Bunuh Mertua dan Lukai Istri, Badut di Mojokerto Terancam 15 Tahun Penjara

Enggran Eko Budianto - detikJatim
Kamis, 07 Mei 2026 22:15 WIB
Satuan (43) saat ditanya Kapolres Mojokerto AKBP Andi Yudha Pranata
Satuan (43) saat ditanya Kapolres Mojokerto AKBP Andi Yudha Pranata (Foto: Enggran Eko Budianto/detikJatim)
Mojokerto -

Polisi menggunakan pasal berlapis untuk menjerat Satuan (43) yang tega membunuh ibu mertua dan melukai istrinya di Mojokerto. Badut penjual balon ini terancam pidana 15 tahun penjara.
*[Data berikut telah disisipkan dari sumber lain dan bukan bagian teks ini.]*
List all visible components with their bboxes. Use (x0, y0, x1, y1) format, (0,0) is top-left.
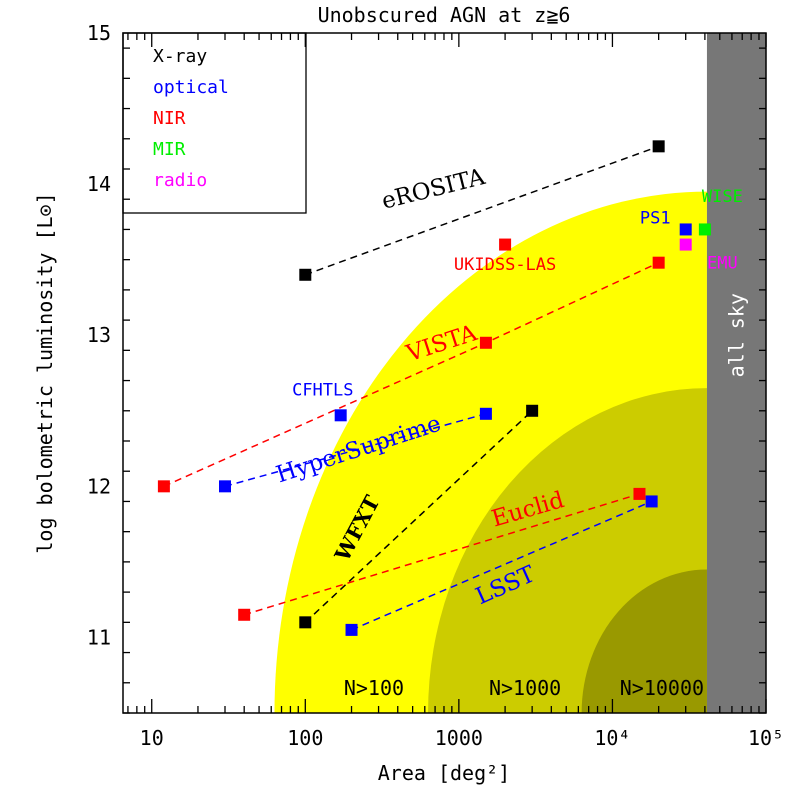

"Terhadap tersangka dikenakan pasal berlapis," kata Kapolres Mojokerto AKBP Andi Yudha Pranata saat jumpa pers di kantornya, Jalan Gajah Mada, Mojosari, Kamis (7/5/2026).

Satuan dijerat dengan Pasal 466 Ayat (2) dan atau Pasal 44 Ayat (2) UU Nomor 23 Tahun 2004 tentang Penghapusan KDRT dan atau Pasal 458 Ayat (1) KUHP.

SCROLL TO CONTINUE WITH CONTENT

"Ancaman pidananya maksimal 15 tahun penjara," tegas Andi.

ADVERTISEMENT

Dalam kasus ini, polisi juga menyita barang bukti 1 pisau dapur, pakaian pelaku saat melakukan penganiayaan, 1 ponsel pelaku, pakaian ibu mertua pelaku, serta kunci rumah kontrakan.

Peristiwa memilukan di rumah kontrakan Dusun Sumbertempur, RT 2 RW 1, Desa Sumbergirang, Puri, Mojokerto ini terjadi pada Rabu (6/5) sekitar pukul 08.00 WIB. Rumah sederhana ini disewa pasutri Satuan dan Sri Wahyuni atau Yuni (35) sekitar 8 bulan terakhir.

Pagi itu, Satuan marah besar karena Yuni menolak diajak bersetubuh di rumah kontrakan. Terlebih lagi badut jualan balon ini memendam rasa cemburu karena mencurigai istrinya selingkuh dengan pria idaman lain.

Satuan pun membentur-benturkan wajah istrinya ke lantai. Di tengah aksi kekerasanya itu, tiba-tiba ibu mertuanya, Siti Arofah (53) masuk lewat pintu belakang kontrakan. Pelaku pun panik karena aksi kekerasannya kepergok Siti.

Seketika Satuan mengambil pisau dapur untuk membungkam Siti. Ia menusuk perut korban 3 kali, lalu menggorok leher korban 2 kali. Sebelum kabur, ia juga sempat menyayat leher istrinya dengan pisau yang sama.

Tim gabungan Unit Resmob dan Tim Jatanras Satreskrim Polres Mojokerto berhasil meringkus Satuan di Asemrowo, Surabaya sekitar pukul 13.30 WIB. Penangkapan pelaku juga dibantu anggota Polsek Asemrowo.

Saat ini, Yuni masih menjalani perawatan di RSUD dr Wahidin Sudiro Husodo, Kota Mojokerto. Karena ibu 2 anak ini menderita luka lebam-lebam di wajah, serta luka sayatan di lehernya.